Propulsion Problems On Vista Cause Carnival A Costly Headache

Cruise Week

Heavy lift ship raises Carnival Vista out of the water.

It has been a tough July for Carnival Vista.

The ship lost power at sea on 2JUL, knocking out lighting and air conditioning in certain sectors of the ship for a brief period. Then came unrelated propulsion problems that resulted in cancellations of its 6, 13, and 20 JUL sailings.

Things got worse. Docking space was unavailable in the Grand Bahama Shipyard due to a crane collapse back in April which damaged both Oasis of the Seas and the docking space. 

This forced Carnival to turn to an unusual repair process for which they hired the services of the world's largest semi-submersible vessel, BOKA Vanguard.
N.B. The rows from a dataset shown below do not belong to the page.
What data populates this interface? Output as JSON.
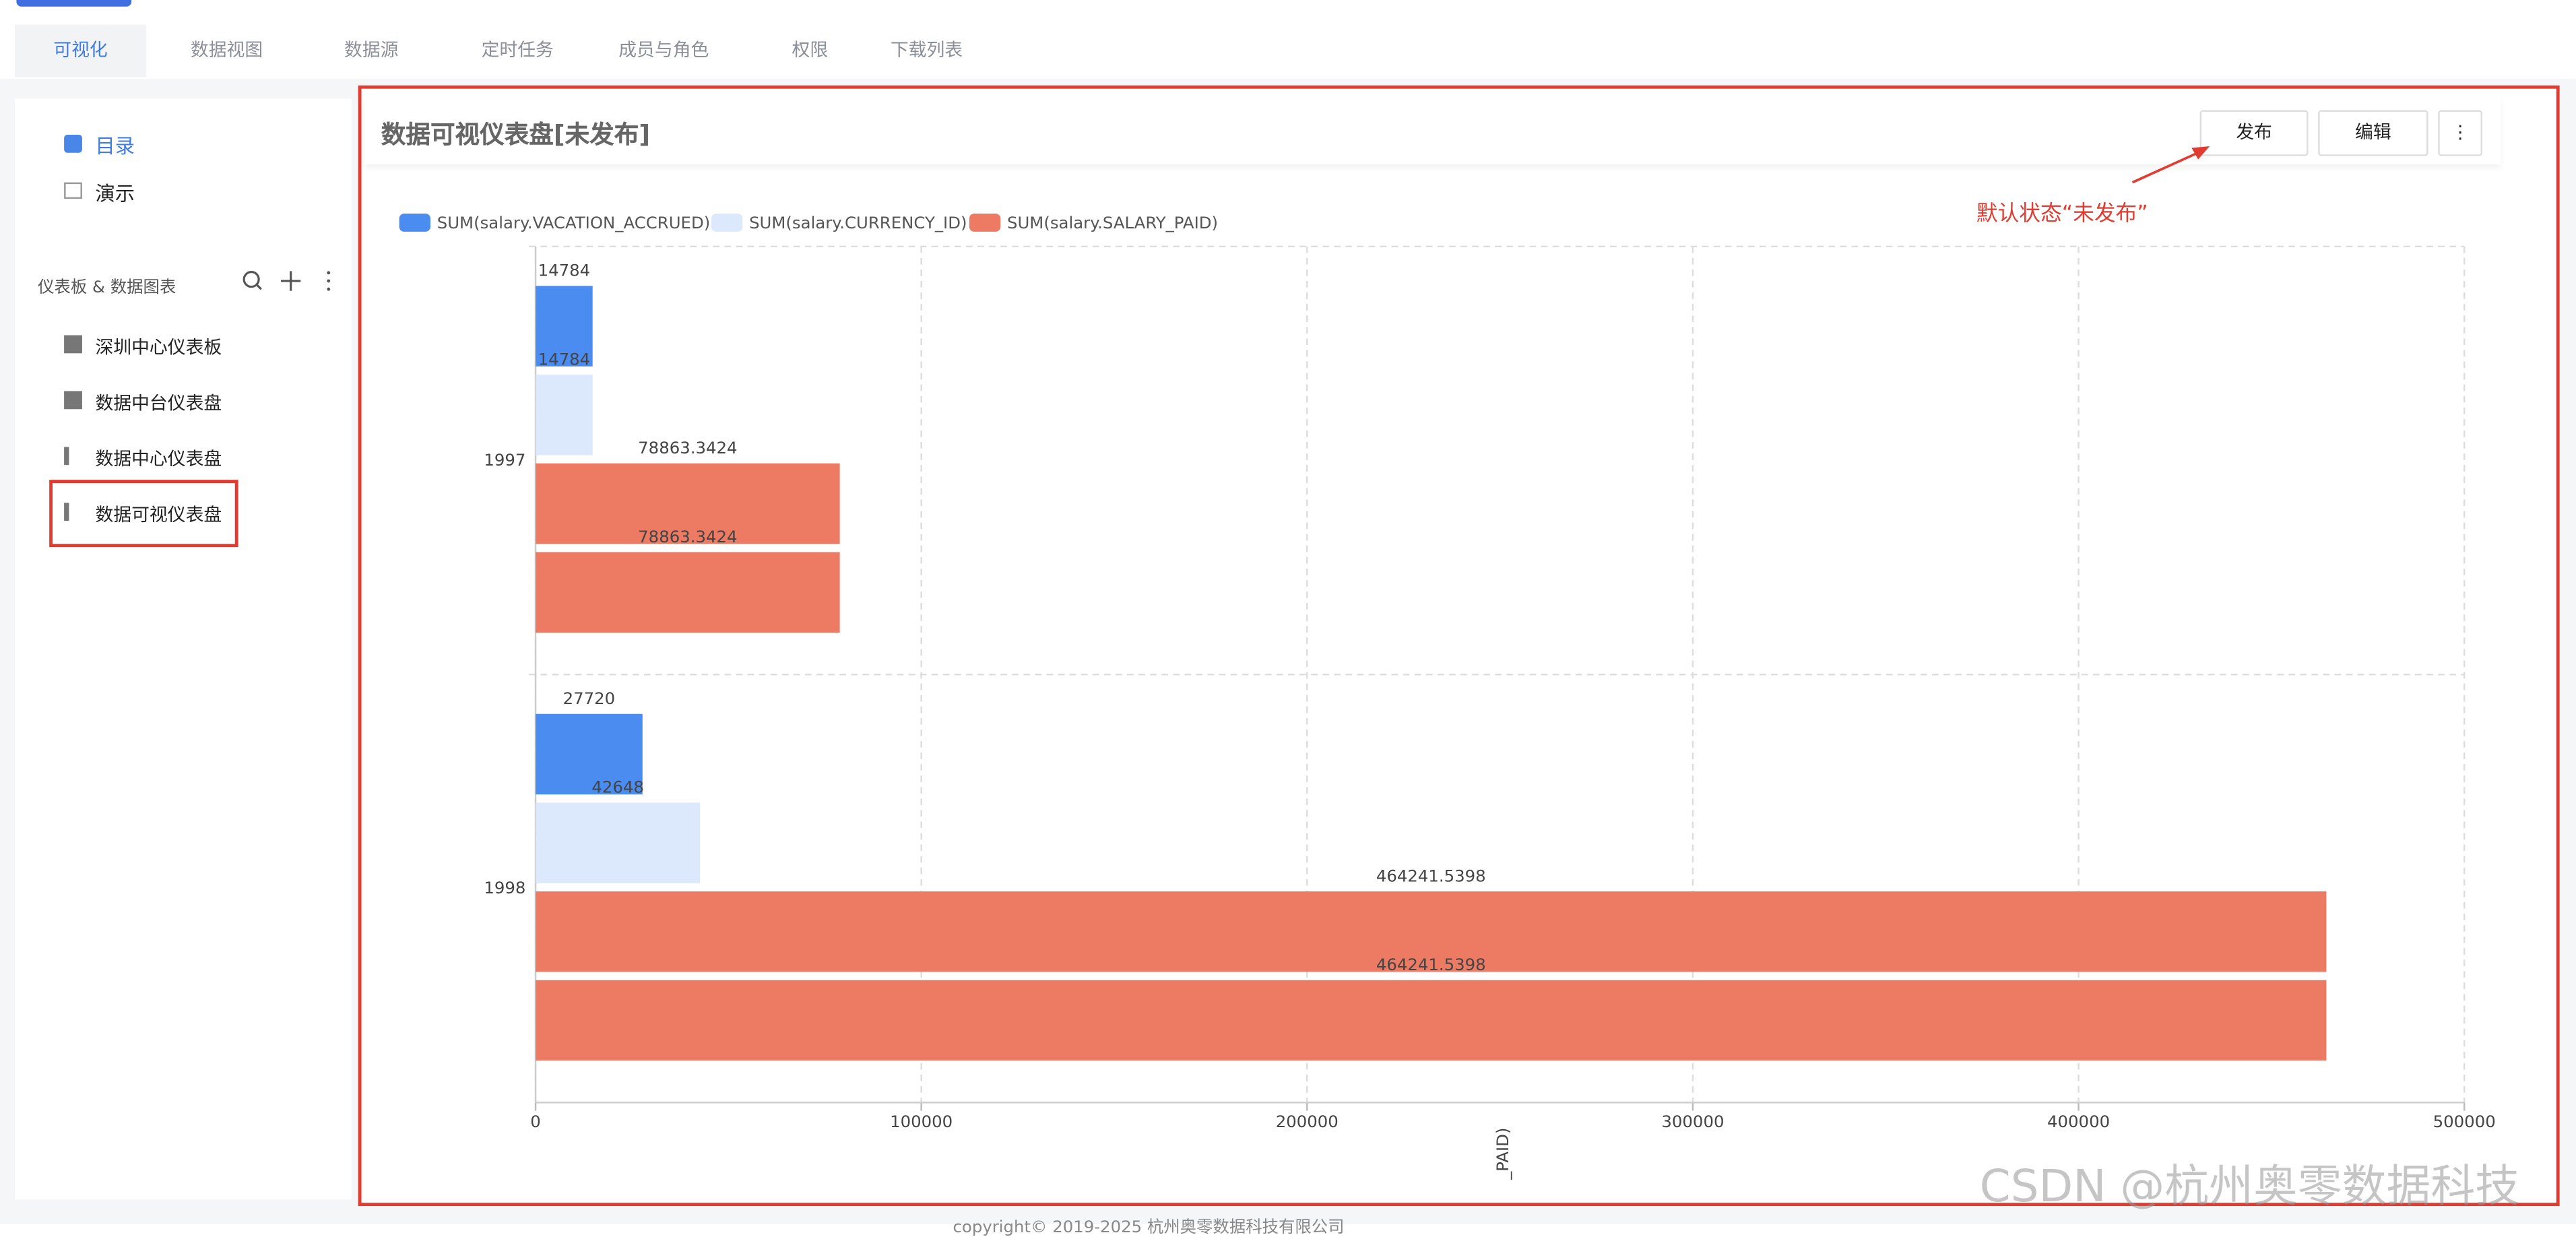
{
  "tabs": [
    "可视化",
    "数据视图",
    "数据源",
    "定时任务",
    "成员与角色",
    "权限",
    "下载列表"
  ],
  "sidebar": {
    "nav": [
      "目录",
      "演示"
    ],
    "section": "仪表板 & 数据图表",
    "items": [
      "深圳中心仪表板",
      "数据中台仪表盘",
      "数据中心仪表盘",
      "数据可视仪表盘"
    ]
  },
  "header": {
    "title": "数据可视仪表盘[未发布]",
    "buttons": [
      "发布",
      "编辑"
    ]
  },
  "annotation": "默认状态“未发布”",
  "chart_data": {
    "type": "hbar",
    "categories": [
      "1997",
      "1998"
    ],
    "series": [
      {
        "name": "SUM(salary.VACATION_ACCRUED)",
        "color": "#4a8cf0",
        "values": [
          14784,
          27720
        ]
      },
      {
        "name": "SUM(salary.CURRENCY_ID)",
        "color": "#dce8fb",
        "values": [
          14784,
          42648
        ]
      },
      {
        "name": "SUM(salary.SALARY_PAID)",
        "color": "#ed7a63",
        "values": [
          78863.3424,
          464241.5398
        ]
      },
      {
        "color": "#ed7a63",
        "values": [
          78863.3424,
          464241.5398
        ]
      }
    ],
    "xlim": [
      0,
      500000
    ],
    "xticks": [
      0,
      100000,
      200000,
      300000,
      400000,
      500000
    ],
    "grid": true,
    "x_label": "_PAID)"
  },
  "watermark": "CSDN @杭州奥零数据科技",
  "footer": "copyright© 2019-2025 杭州奥零数据科技有限公司"
}
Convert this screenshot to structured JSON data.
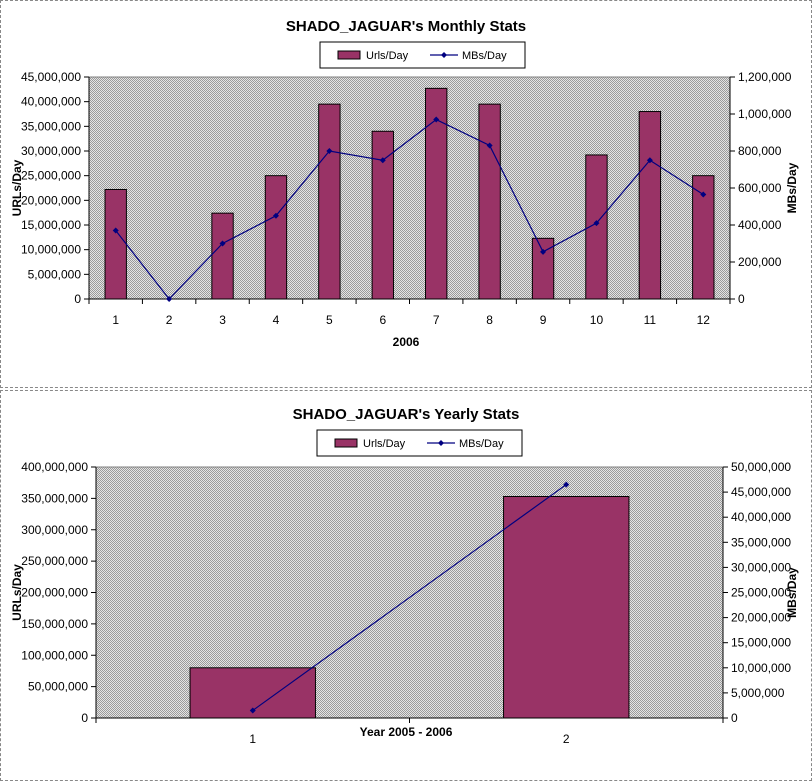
{
  "colors": {
    "bar": "#993366",
    "line": "#000080",
    "plot_bg": "#c0c0c0"
  },
  "chart_data": [
    {
      "type": "bar",
      "title": "SHADO_JAGUAR's Monthly Stats",
      "xlabel": "2006",
      "ylabel": "URLs/Day",
      "y2label": "MBs/Day",
      "categories": [
        "1",
        "2",
        "3",
        "4",
        "5",
        "6",
        "7",
        "8",
        "9",
        "10",
        "11",
        "12"
      ],
      "series": [
        {
          "name": "Urls/Day",
          "type": "bar",
          "axis": "left",
          "values": [
            22200000,
            0,
            17400000,
            25000000,
            39500000,
            34000000,
            42700000,
            39500000,
            12300000,
            29200000,
            38000000,
            25000000
          ]
        },
        {
          "name": "MBs/Day",
          "type": "line",
          "axis": "right",
          "values": [
            370000,
            0,
            300000,
            450000,
            800000,
            750000,
            970000,
            830000,
            255000,
            410000,
            750000,
            565000
          ]
        }
      ],
      "ylim": [
        0,
        45000000
      ],
      "y_ticks": [
        "0",
        "5,000,000",
        "10,000,000",
        "15,000,000",
        "20,000,000",
        "25,000,000",
        "30,000,000",
        "35,000,000",
        "40,000,000",
        "45,000,000"
      ],
      "y2lim": [
        0,
        1200000
      ],
      "y2_ticks": [
        "0",
        "200,000",
        "400,000",
        "600,000",
        "800,000",
        "1,000,000",
        "1,200,000"
      ],
      "legend": "top-center",
      "grid": false
    },
    {
      "type": "bar",
      "title": "SHADO_JAGUAR's Yearly Stats",
      "xlabel": "Year 2005 - 2006",
      "ylabel": "URLs/Day",
      "y2label": "MBs/Day",
      "categories": [
        "1",
        "2"
      ],
      "series": [
        {
          "name": "Urls/Day",
          "type": "bar",
          "axis": "left",
          "values": [
            80000000,
            353000000
          ]
        },
        {
          "name": "MBs/Day",
          "type": "line",
          "axis": "right",
          "values": [
            1500000,
            46500000
          ]
        }
      ],
      "ylim": [
        0,
        400000000
      ],
      "y_ticks": [
        "0",
        "50,000,000",
        "100,000,000",
        "150,000,000",
        "200,000,000",
        "250,000,000",
        "300,000,000",
        "350,000,000",
        "400,000,000"
      ],
      "y2lim": [
        0,
        50000000
      ],
      "y2_ticks": [
        "0",
        "5,000,000",
        "10,000,000",
        "15,000,000",
        "20,000,000",
        "25,000,000",
        "30,000,000",
        "35,000,000",
        "40,000,000",
        "45,000,000",
        "50,000,000"
      ],
      "legend": "top-center",
      "grid": false
    }
  ]
}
As Cruise Week went to press, the operation was underway, with the semi-submersible vessel being used as a floating dry dock to repair Vista's Azipods -- components used to propel and manoeuvre the ship.

Despite the unusual nature of the repairs, the most likely alternative given the lack of space at Freeport Marine would have been bringing the ship all the way over to Europe to be fixed. 

Carnival Vista arrived in Freeport on 12JUL and Houston-based cruise tracker Othell Owensby reports, "Vista was essentially onboard (for lack of a better term) the BOKA  Vanguard, the heavy lift carrier designed for this type of operation, at the Freeport anchorage that afternoon." Vista is due back in service on 27JUL.

Carnival Corp. has not divulged the cost of the operation, but during the second quarter earnings call, CEO Arnold Donald indicated it is higher than normal. 

“For full year, voyage disruptions related to Carnival Vista are expected to have a financial impact of approximately eight to 10 cents per share, and that's from a combination of modified itineraries, cancelled sailings, and the unusual nature of the repair given the unavailable damaged dry dock in Grand Bahama Shipyard, where repairs otherwise would have occurred."

To put that figure in perspective, it's far greater than the four to six cents per share the removal of Cuba cruises is costing Carnival Corp. Eight to 10 cents a share translates to about US$50-$70 million given Carnival's 693 million outstanding shares.